COSECHA is a grassroots development organization working in southwester Honduras. One of the techniques they've developed is a ferro-cement type below ground-level cistern which we have been using extensively as part of MPP's Road to Life Yard project. MPP (Mouvement Paysan Papaye, or Farmer's Movement of Papay) where Jenny and I have been serving, also does a more traditional above-ground type of ferro-cement cistern. I'll try to describe that system in another blog.
The COSECHA-style cistern, as we generally promote it, requires the following materials:
1) A well-dug hole. We usually recommend that folks do 3 meters by 3 meters. The depth should be not much more than 1 m deep.
2) 3 lengths of 3/4" rebar. I have no idea if this is the world-wide standard, but what we purchase in Haiti and in Nicaragua are always 20' long.
3) Six to seven pounds of #18 "smooth" wire. In Haiti I've only ever seen is galvanized wire, but our teachers from COSECHA taught us with non-galvanized which is cheaper. The wire if for weaving the mesh for plastering the cement.
4) Three to four wheelbarrows of stones for the border.
5) Ten to twelve wheelbarrows of clean river sand. The sand available to families where we work in Haiti is rarely particularly clean. We do what we can with what people have available.
6) Ten to twelve bags of cement. When everything works out nicely, you can do the work with less.
7) Between seven and eight 1/4" rebar, also purchased in 20' lengths in Haiti and Nicargua. These are for making hooks that hold the rebar in place and help peg the mesh to the sides of the dirt walls.
8) At least four lengths of 4" drainage PVC for making the gutters.
9) Two 55-gallon drums of water. You may need just over one drum.
10) A medium sieve to remove pebbles from the sand.
11) A fine sieve for sifting the sand that will be used in the fine plastering of the cistern walls.
12) Shovels, picks, 18-20 liter buckets for measuring the sand and cement and carrying water, two to three cement trowels.

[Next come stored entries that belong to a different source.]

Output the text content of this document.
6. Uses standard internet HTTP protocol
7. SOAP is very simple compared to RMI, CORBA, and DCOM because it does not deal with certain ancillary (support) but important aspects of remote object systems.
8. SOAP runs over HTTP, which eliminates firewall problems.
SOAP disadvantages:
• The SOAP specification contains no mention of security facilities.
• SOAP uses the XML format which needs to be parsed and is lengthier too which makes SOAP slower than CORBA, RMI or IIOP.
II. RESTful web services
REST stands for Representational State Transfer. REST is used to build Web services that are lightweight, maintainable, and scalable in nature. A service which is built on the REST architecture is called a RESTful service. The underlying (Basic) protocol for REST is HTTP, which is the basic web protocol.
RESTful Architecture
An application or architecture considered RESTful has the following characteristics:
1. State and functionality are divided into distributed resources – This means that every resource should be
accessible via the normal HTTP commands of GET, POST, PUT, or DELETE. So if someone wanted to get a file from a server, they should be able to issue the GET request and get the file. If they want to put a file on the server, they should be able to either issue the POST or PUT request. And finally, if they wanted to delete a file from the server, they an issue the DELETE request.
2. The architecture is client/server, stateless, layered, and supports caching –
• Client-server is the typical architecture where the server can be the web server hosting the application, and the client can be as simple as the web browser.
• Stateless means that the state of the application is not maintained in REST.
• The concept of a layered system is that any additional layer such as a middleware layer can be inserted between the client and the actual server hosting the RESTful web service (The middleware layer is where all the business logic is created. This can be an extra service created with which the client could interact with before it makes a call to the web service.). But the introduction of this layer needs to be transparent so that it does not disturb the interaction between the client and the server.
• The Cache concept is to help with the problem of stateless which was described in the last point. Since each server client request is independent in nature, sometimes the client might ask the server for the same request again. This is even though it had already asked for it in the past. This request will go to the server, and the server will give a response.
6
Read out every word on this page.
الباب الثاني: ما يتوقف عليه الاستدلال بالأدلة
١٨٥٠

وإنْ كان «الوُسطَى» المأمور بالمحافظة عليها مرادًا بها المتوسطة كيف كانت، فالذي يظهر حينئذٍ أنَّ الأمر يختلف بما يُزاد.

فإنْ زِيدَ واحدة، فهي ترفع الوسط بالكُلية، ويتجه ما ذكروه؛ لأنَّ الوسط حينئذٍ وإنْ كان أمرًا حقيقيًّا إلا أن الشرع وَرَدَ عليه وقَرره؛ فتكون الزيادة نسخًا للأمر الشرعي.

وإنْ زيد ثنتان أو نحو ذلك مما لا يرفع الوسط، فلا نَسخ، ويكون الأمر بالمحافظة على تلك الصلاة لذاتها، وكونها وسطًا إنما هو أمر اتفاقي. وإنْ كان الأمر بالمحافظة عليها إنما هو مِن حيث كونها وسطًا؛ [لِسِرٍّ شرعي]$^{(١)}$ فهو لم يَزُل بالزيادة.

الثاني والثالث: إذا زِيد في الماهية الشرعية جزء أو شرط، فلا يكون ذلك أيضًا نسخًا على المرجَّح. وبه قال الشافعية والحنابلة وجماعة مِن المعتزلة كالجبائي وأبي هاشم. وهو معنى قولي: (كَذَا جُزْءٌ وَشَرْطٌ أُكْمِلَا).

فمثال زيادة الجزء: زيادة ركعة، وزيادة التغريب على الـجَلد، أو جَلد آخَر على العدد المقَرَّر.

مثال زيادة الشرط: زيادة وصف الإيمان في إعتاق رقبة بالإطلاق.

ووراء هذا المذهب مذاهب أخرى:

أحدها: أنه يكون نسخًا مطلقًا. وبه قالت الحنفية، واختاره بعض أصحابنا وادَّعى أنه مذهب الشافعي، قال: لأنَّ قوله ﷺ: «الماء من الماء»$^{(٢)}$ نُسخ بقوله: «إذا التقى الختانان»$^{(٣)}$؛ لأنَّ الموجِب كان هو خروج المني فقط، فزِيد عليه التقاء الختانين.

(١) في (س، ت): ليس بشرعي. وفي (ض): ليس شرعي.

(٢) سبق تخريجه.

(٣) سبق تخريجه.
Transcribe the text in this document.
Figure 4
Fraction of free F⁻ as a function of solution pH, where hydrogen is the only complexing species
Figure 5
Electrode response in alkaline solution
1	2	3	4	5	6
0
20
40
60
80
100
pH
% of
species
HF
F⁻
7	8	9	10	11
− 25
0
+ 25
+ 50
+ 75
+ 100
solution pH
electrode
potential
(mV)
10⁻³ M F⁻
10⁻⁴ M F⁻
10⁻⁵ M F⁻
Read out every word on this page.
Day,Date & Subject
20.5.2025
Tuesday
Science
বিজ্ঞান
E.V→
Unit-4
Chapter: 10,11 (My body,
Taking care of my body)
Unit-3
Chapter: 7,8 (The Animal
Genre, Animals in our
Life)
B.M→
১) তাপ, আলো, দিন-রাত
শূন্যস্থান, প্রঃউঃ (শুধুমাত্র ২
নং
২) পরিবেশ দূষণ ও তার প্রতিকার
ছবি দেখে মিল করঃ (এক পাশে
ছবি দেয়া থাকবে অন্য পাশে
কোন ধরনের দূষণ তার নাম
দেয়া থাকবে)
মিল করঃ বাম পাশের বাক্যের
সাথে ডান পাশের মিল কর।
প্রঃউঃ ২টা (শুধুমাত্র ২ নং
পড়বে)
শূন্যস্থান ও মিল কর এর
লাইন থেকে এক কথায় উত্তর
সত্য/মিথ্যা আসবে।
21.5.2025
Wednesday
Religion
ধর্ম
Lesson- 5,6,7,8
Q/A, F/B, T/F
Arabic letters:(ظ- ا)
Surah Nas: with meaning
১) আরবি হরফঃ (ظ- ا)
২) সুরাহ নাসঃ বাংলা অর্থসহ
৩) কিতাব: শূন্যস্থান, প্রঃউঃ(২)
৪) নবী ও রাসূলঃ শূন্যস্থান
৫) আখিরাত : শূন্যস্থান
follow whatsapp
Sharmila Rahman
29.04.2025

13) Mason-quality string for marking out the cistern and helping check levels and twelve stakes (cut from whatever tree is most common in the area).
14) A string level and a carpenter's level are helpful.
I need to go get breakfast for Keila and finish getting ready to leave the US. We head to Nicaragua tomorrow morning. I will continue to work on this blog entry to explain the pictures below. As you will note from the materials and the pictures, this is not an exact science. Folks who work with these cisterns are constantly adapting them and sometimes improving the technique. The beauty of the technique is it is easily learned and applied, and they are a very cheap and durable way to collect rainwater and they use materials that are available in most localities.